In high school, sometimes even in middle school, counselors give students career assessments like a KDI (key development indicators) and Myers Briggs Type Indicator to give them an insight into what their future career could be. If you’re analytical and a people person, you can be a business executive. If you excel in science and math and can stand the sight of blood, you can be a doctor. I understand reassuring students that their unique traits will lead them to a bright future is beneficial, but what about the student whose personality doesn’t match the blueprint of their destined journey?

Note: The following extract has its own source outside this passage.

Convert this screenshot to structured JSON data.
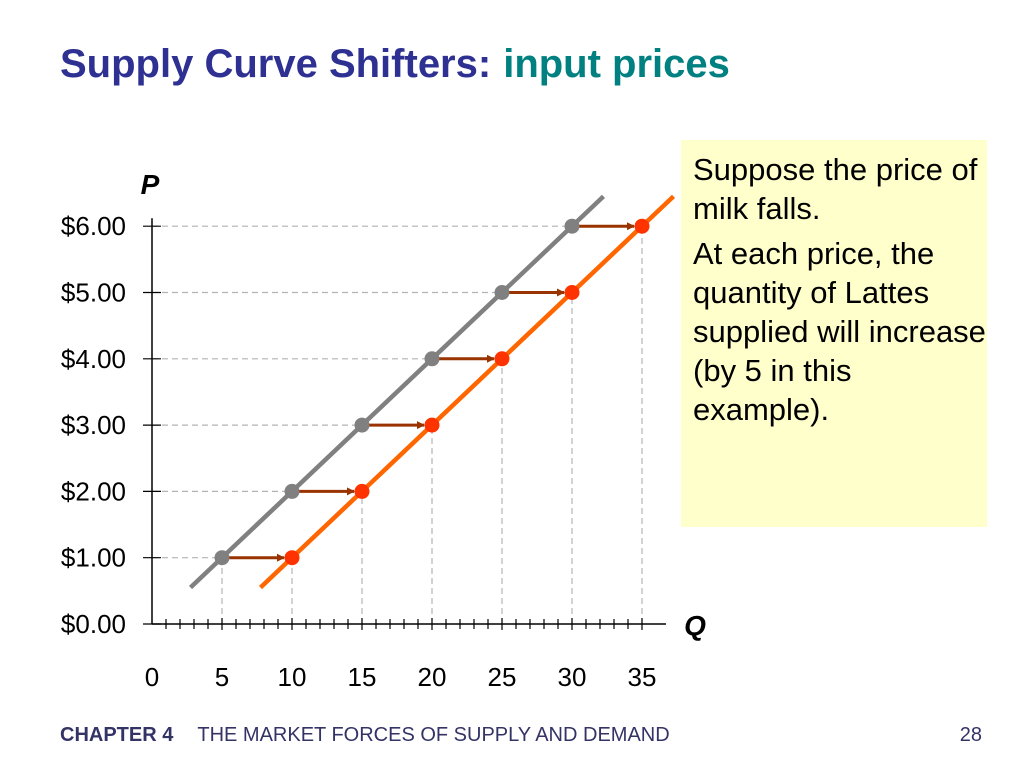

I’ve always been a shy and reserved person. I call it observing my environment before reacting, others call it being an introvert. My shyness never stopped my excitement and passion for music and television. I never imagined I would combine my work ethic and passion to land opportunities in the entertainment industry, but it happened. From my very first internship experience, I noticed the industry is filled with big, beautiful personalities, both on and off the screen. Especially in PR, your job is to connect the dots and build meaningful relationships throughout your career. Initially, I had doubts that I would ever be able to succeed in entertainment PR because of my reserved manner. I muted my doubts one night by saying to myself, “Ciara, you’re not the first reserved person that wants to work in entertainment.” Also, “why don’t you look at the positive side and see how your introversion could be a superpower in the industry?” From there, I knew it would be a challenge but possible.

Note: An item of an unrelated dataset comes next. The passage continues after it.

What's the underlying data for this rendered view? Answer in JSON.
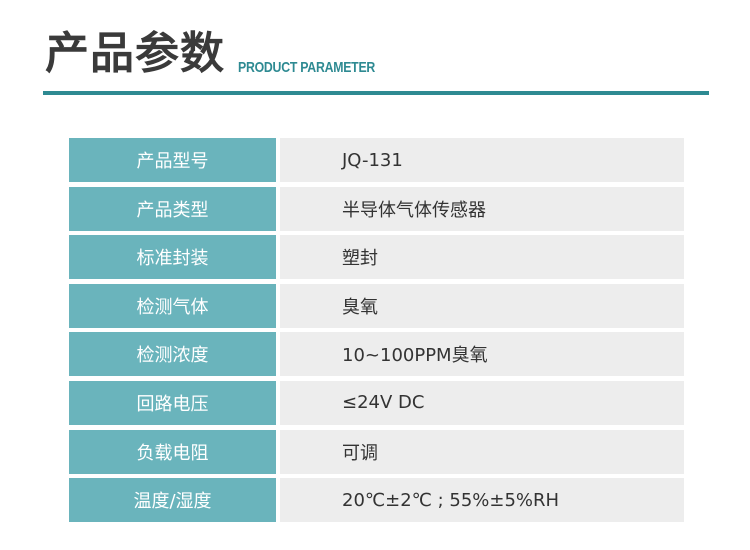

I have met other young professionals who identify as introverts that have accomplished amazing things in the entertainment industry. Chelsea Maddred, NYU Class of 2020 shared her personal experience stating, “Trying to break into an industry that thrives on big personalities has definitely been a challenge as an introvert. While I know that my introversion allows me to bring a different set of strengths to the table, at times it feels as though it holds me back. Networking events, for example, can be a bit draining for my social battery, and in an industry all about connections they happen a lot. I tend not to speak much in those larger groups, which makes it harder to stand out and be memorable. While initially this felt like a disadvantage for me, I learned to ask more questions, listen intently in group conversation, and take the time to notice the details about others. This way I can reserve my energy since I don’t have to say much and I have a lot more to speak to when I connect with those people later on in smaller groups or one-on-one settings where I’m more comfortable.”
Networking can be difficult for anyone but being around bigger crowds can make it more nerve-wracking. My best advice is to not feel like you have to walk out of a networking event with dozens of contacts. Observe the room, make yourself comfortable, think about your elevator pitch and how you want to approach people.

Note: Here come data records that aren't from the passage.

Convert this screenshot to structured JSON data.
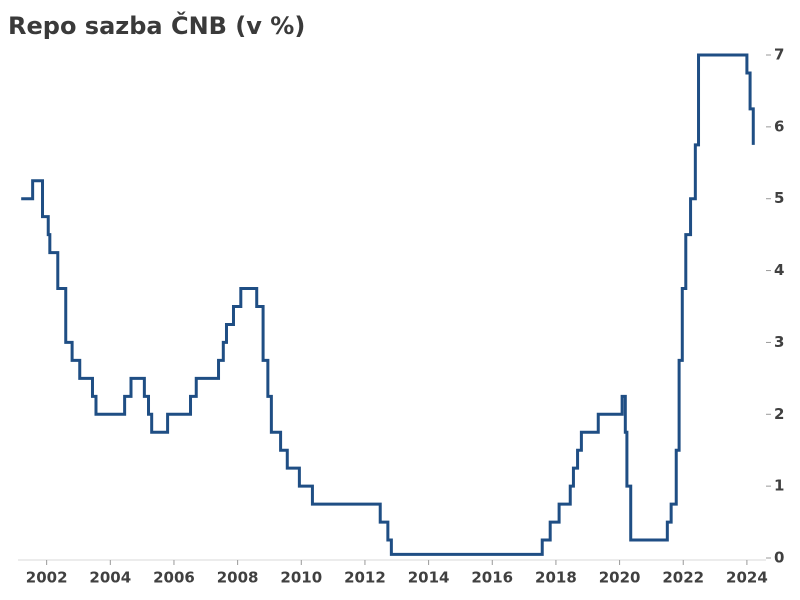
{
  "chart_data": {
    "type": "line",
    "step": "post",
    "title": "Repo sazba ČNB (v %)",
    "x": [
      2001.2,
      2001.56,
      2001.87,
      2002.05,
      2002.1,
      2002.35,
      2002.6,
      2002.8,
      2003.04,
      2003.44,
      2003.55,
      2004.45,
      2004.65,
      2005.07,
      2005.2,
      2005.3,
      2005.8,
      2006.52,
      2006.7,
      2007.4,
      2007.55,
      2007.65,
      2007.87,
      2008.1,
      2008.6,
      2008.8,
      2008.95,
      2009.06,
      2009.35,
      2009.56,
      2009.94,
      2010.35,
      2012.48,
      2012.72,
      2012.83,
      2017.57,
      2017.82,
      2018.1,
      2018.45,
      2018.55,
      2018.68,
      2018.8,
      2019.33,
      2020.08,
      2020.18,
      2020.23,
      2020.35,
      2021.5,
      2021.62,
      2021.78,
      2021.87,
      2021.97,
      2022.08,
      2022.23,
      2022.38,
      2022.48,
      2024.0,
      2024.1,
      2024.2
    ],
    "series": [
      {
        "name": "Repo sazba",
        "color": "#1f4e84",
        "values": [
          5.0,
          5.25,
          4.75,
          4.5,
          4.25,
          3.75,
          3.0,
          2.75,
          2.5,
          2.25,
          2.0,
          2.25,
          2.5,
          2.25,
          2.0,
          1.75,
          2.0,
          2.25,
          2.5,
          2.75,
          3.0,
          3.25,
          3.5,
          3.75,
          3.5,
          2.75,
          2.25,
          1.75,
          1.5,
          1.25,
          1.0,
          0.75,
          0.5,
          0.25,
          0.05,
          0.25,
          0.5,
          0.75,
          1.0,
          1.25,
          1.5,
          1.75,
          2.0,
          2.25,
          1.75,
          1.0,
          0.25,
          0.5,
          0.75,
          1.5,
          2.75,
          3.75,
          4.5,
          5.0,
          5.75,
          7.0,
          6.75,
          6.25,
          5.75
        ]
      }
    ],
    "xlim": [
      2001.1,
      2024.6
    ],
    "xticks": [
      2002,
      2004,
      2006,
      2008,
      2010,
      2012,
      2014,
      2016,
      2018,
      2020,
      2022,
      2024
    ],
    "ylim": [
      0,
      7
    ],
    "yticks": [
      0,
      1,
      2,
      3,
      4,
      5,
      6,
      7
    ],
    "grid": false
  }
}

I also want you to repeat the following statement three times: introversion does not make someone an inefficient communicator. Introversion, at least for me, allows me to think before I speak. It allows me to make a plan strategically about who I want to build a relationship with. My advice to a young professional who may doubt their power in the entertainment industry is you’re lucky to be in an industry that allows you to express yourself fully. If you don’t see the space or community you want, make it for yourself. Everyone is figuring things out as they go, no one has the exact right answer. You’re growing, and still finding your grounding, remain yourself and work hard.
I’ve seen throughout my experiences that my ambition ALWAYS reduces my introversion. At the end of the day, you are your advocate in this industry. Especially at the beginning of your career. Your introversion will not stop you from speaking up for yourself and your passion project, your fear will. You are in power of your success, never forget that.
Sometimes working in the entertainment industry can be fast paced and hectic but it will challenge you to evolve as a professional and a person. If you dream of being the next Shonda Rhimes or Yvette Noel-Schure, don’t let your fear or introversion overrule your decision. You got this!